È fissata per lunedì prossimo la prima votazione per l’elezione del tredicesimo Presidente della Repubblica Italiana, che succederà a Sergio Mattarella. Della figura del Capo dello Stato e di come si sia evoluta nel corso del tempo abbiamo parlato con Giulio Enea Vigevani, professore ordinario di Diritto costituzionale dell’Università di Milano-Bicocca e curatore - insieme a Carla Bassu (Università di Sassari) e Francesco Clementi (Università di Perugia) - del volume “Quale Presidente? La scelta del Presidente della Repubblica nelle crisi costituzionali”, uscito in questi giorni per Editoriale Scientifica (Napoli).
Giulio Enea Vigevani
Professore, i Costituenti che ruolo pensarono dovesse avere il Presidente della Repubblica all’interno dell’assetto istituzionale che prendeva corpo?
All’interno dell’Assemblea costituente vi furono diversità di vedute sia sul ruolo complessivo che sulle modalità di elezione. Nonostante le ampie prerogative previste dalla Costituzione, dislocate in tutti i poteri tradizionali, il Presidente della Repubblica fu concepito soprattutto quale un garante con poteri di riequilibrio, che si espandono nei momenti di crisi. Fu deciso di farlo eleggere, a scrutinio segreto e con maggioranze qualificate, dal Parlamento in seduta comune, integrato da una rappresentanza delle autonomie regionali, per rafforzarne il ruolo garante dell’unità nazionale, evitando un legame diretto con le sole Camere.
Ciascun Presidente ha messo la propria personalità nell’interpretazione del ruolo. Com’è cambiata, nel tempo, la figura del Capo dello Stato?
Da un lato c’è la personalità, dall’altro il contesto in cui ciascun Presidente è stato chiamato ad operare, cosa che ha inciso sicuramente di più. Chiamato ad affrontare situazioni di particolare difficoltà, anche il più attento ad un esercizio rigoroso dei propri poteri si è ritrovato a dover intervenire per garantire la tenuta delle istituzioni. Questo ha aumentato il tasso di politicità, ma sempre nel rispetto dello spirito della Costituzione. Proprio perché il Presidente della Repubblica interpreta un ruolo così importante e super partes, è stata sempre scelta una persona che non fosse un leader politico, ad esempio un segretario di partito in carica. L’unica eccezione è Saragat, ma guidava il Psdi, che non era certo uno dei partiti maggiori. Molto più spesso è accaduto che la scelta cadesse sul presidente (Gronchi, Cossiga, Scalfaro) o sull’ex presidente (De Nicola, Leone, Pertini, Napolitano) di uno dei due rami del Parlamento.
Persone che avevano già dimostrato di saper svolgere un ruolo di garanzia…

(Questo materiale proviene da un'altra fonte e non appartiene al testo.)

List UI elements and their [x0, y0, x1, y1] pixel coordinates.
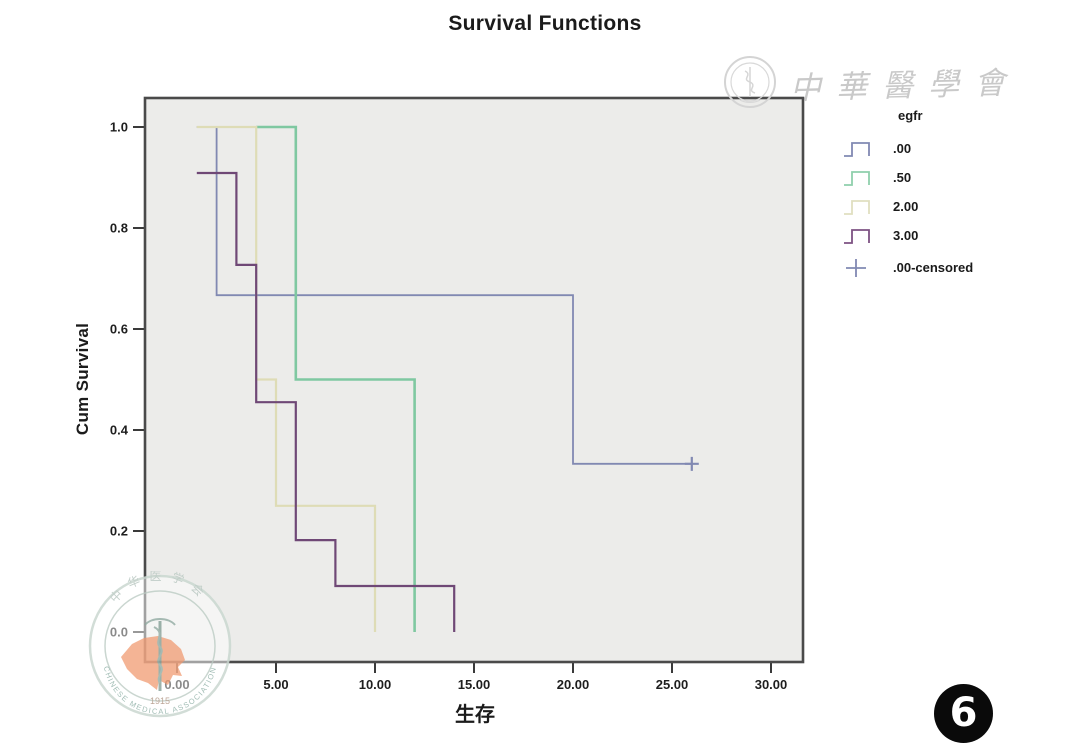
- legend-plus-icon: [846, 258, 866, 277]
- legend-entry-label: .00-censored: [893, 260, 974, 275]
- legend-step-icon: [844, 228, 870, 244]
- survival-curve-300: [196, 171, 456, 632]
- survival-curve-50: [256, 125, 416, 632]
- legend-entry-label: 3.00: [893, 228, 919, 243]
- plot-frame: [143, 96, 805, 664]
- legend-entry: 2.00: [836, 192, 1056, 221]
- x-axis-label: 生存: [455, 704, 495, 726]
- legend-step-icon: [844, 170, 870, 186]
- survival-curve-200: [196, 125, 377, 632]
- y-tick-label: 0.0: [110, 625, 128, 640]
- y-tick-label: 0.2: [110, 524, 128, 539]
- legend-entries: .00 .50 2.00 3.00 .00-censored: [836, 134, 1056, 282]
- legend-title: egfr: [898, 108, 923, 123]
- chart-title: Survival Functions: [448, 12, 642, 35]
- y-tick-label: 0.6: [110, 322, 128, 337]
- legend-entry-label: 2.00: [893, 199, 919, 214]
- x-tick-label: 25.00: [656, 677, 689, 692]
- legend-entry: .50: [836, 163, 1056, 192]
- legend-entry: 3.00: [836, 221, 1056, 250]
- x-tick-label: 30.00: [755, 677, 788, 692]
- legend: egfr .00 .50 2.00 3.00 .00-censored: [836, 106, 1056, 282]
- page-number-badge: 6: [934, 684, 993, 743]
- censored-marker-icon: [684, 456, 699, 471]
- x-tick-label: 20.00: [557, 677, 590, 692]
- plot-area: [145, 98, 803, 662]
- legend-step-icon: [844, 199, 870, 215]
- legend-entry-label: .00: [893, 141, 912, 156]
- y-axis-label: Cum Survival: [73, 322, 92, 436]
- x-tick-label: 10.00: [359, 677, 392, 692]
- legend-entry-label: .50: [893, 170, 912, 185]
- x-tick-label: 5.00: [263, 677, 288, 692]
- x-tick-label: 15.00: [458, 677, 491, 692]
- y-tick-label: 1.0: [110, 120, 128, 135]
- y-tick-label: 0.4: [110, 423, 129, 438]
- legend-entry: .00: [836, 134, 1056, 163]
- legend-entry: .00-censored: [836, 253, 1056, 282]
- legend-step-icon: [844, 141, 870, 157]
- x-tick-label: 0.00: [164, 677, 189, 692]
- y-tick-label: 0.8: [110, 221, 128, 236]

Sì, e lo stesso può dirsi di Ciampi, che non era un politico, ma aveva sempre avuto ruoli tecnici o, appunto, di garanzia. Allo stesso modo è significativo come non sia mai stato eletto il Presidente del Consiglio e anche i casi di Ministri in carica sono appena quattro, quasi tutti in tempi lontani: Einaudi, Segni, Saragat e Ciampi.
Chi viene eletto, spesso compie gesti anche simbolici per “spogliarsi” della propria appartenenza politica. Pertini, dopo l’elezione, non rinnovò la tessera del Psi.

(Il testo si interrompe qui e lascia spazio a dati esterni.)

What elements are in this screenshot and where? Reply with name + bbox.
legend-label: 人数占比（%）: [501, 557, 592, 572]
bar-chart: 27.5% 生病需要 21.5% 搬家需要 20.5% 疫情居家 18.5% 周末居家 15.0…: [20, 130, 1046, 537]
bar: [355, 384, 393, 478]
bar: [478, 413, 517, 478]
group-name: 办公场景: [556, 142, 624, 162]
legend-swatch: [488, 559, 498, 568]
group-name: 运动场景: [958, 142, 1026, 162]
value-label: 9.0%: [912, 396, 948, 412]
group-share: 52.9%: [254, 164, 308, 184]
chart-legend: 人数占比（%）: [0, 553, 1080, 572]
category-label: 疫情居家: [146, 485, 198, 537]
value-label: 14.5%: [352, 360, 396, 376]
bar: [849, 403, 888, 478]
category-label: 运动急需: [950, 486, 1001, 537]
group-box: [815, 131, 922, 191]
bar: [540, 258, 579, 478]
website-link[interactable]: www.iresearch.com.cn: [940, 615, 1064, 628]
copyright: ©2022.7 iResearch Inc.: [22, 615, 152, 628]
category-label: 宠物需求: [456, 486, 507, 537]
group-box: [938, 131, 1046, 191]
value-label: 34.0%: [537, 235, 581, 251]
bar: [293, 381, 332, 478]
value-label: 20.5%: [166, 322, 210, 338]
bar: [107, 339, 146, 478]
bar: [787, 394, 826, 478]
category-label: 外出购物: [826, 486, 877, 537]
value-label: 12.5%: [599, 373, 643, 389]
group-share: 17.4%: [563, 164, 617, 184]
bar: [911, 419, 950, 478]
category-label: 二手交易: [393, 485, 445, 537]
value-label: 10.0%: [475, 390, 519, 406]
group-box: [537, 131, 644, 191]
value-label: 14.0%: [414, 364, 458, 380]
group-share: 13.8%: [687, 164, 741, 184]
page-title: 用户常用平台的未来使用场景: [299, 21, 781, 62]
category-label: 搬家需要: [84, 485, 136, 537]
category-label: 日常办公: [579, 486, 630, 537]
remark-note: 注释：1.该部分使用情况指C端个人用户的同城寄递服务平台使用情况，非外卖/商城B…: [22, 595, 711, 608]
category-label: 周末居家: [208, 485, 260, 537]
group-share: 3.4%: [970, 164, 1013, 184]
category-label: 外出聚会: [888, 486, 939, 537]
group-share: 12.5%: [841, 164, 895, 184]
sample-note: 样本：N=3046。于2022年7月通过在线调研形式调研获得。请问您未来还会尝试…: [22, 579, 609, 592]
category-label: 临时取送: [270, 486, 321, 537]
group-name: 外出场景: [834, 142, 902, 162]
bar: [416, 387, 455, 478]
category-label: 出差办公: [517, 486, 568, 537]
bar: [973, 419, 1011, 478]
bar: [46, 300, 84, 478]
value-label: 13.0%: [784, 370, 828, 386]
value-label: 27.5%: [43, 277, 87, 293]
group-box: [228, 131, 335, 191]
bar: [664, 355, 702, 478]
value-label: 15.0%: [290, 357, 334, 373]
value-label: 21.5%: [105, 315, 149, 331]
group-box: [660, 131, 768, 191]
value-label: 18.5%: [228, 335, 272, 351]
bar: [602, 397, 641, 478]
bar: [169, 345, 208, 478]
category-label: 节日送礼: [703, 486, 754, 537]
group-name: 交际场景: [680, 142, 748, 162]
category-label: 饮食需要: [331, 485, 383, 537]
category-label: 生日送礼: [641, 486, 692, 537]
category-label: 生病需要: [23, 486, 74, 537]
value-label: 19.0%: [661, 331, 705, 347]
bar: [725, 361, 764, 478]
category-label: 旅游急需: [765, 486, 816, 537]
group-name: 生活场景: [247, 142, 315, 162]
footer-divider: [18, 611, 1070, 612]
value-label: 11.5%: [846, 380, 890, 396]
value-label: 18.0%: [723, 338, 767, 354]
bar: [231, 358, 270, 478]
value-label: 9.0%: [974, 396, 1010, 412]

Nella stessa direzione va anche la scelta di iscriversi al gruppo misto una volta terminato il mandato e assunta la carica di senatore a vita.

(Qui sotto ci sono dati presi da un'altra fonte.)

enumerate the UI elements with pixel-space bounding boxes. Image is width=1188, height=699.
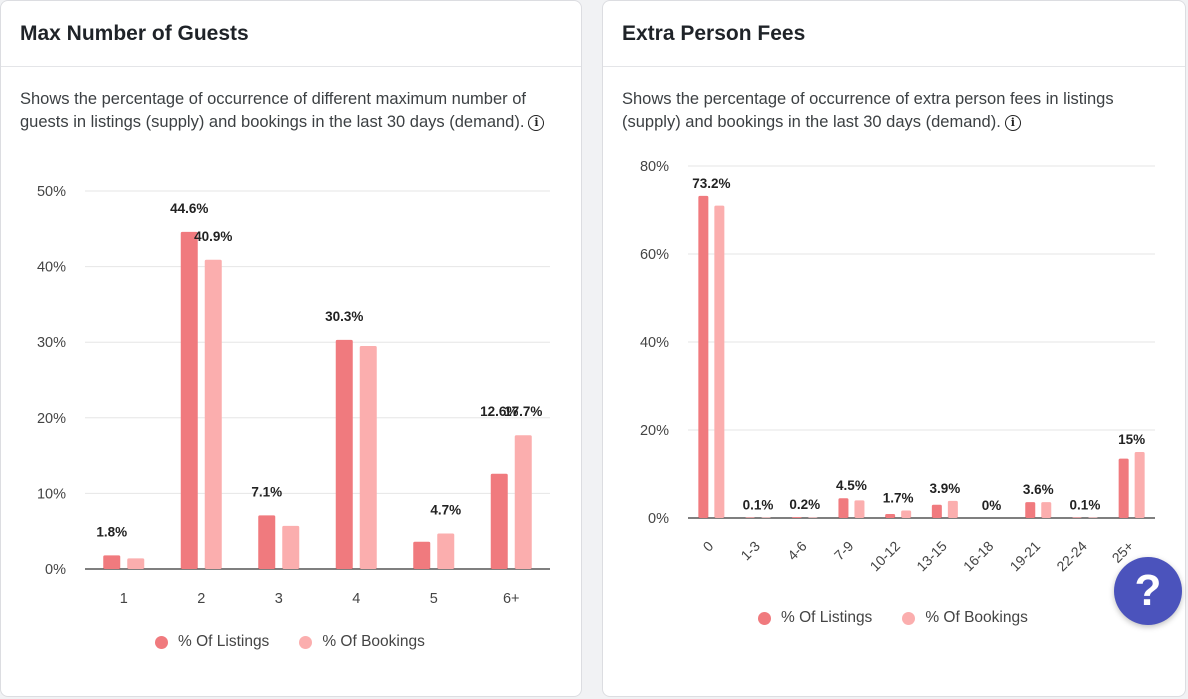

Nelle ultime settimane si è affacciata l’ipotesi di introdurre uno sbarramento alla rielezione del Presidente in carica. Perché, pur avendo previsto una durata del mandato piuttosto ampia, in Costituzione non fu stabilito un limite al numero dei mandati?
Per le cariche politiche, in Costituzione non furono previsti limiti di mandato. Dei limiti sono stati introdotti in tempi successivi, ad esempio per i sindaci. In ogni caso lo spirito costituzionale, per quanto riguarda il Presidente della Repubblica, non è quello del doppio mandato. Il caso di Napolitano è del tutto eccezionale e fa bene Mattarella ad opporsi alla rielezione, perché una seconda volta consecutiva lascerebbe pensare all’introduzione di una prassi.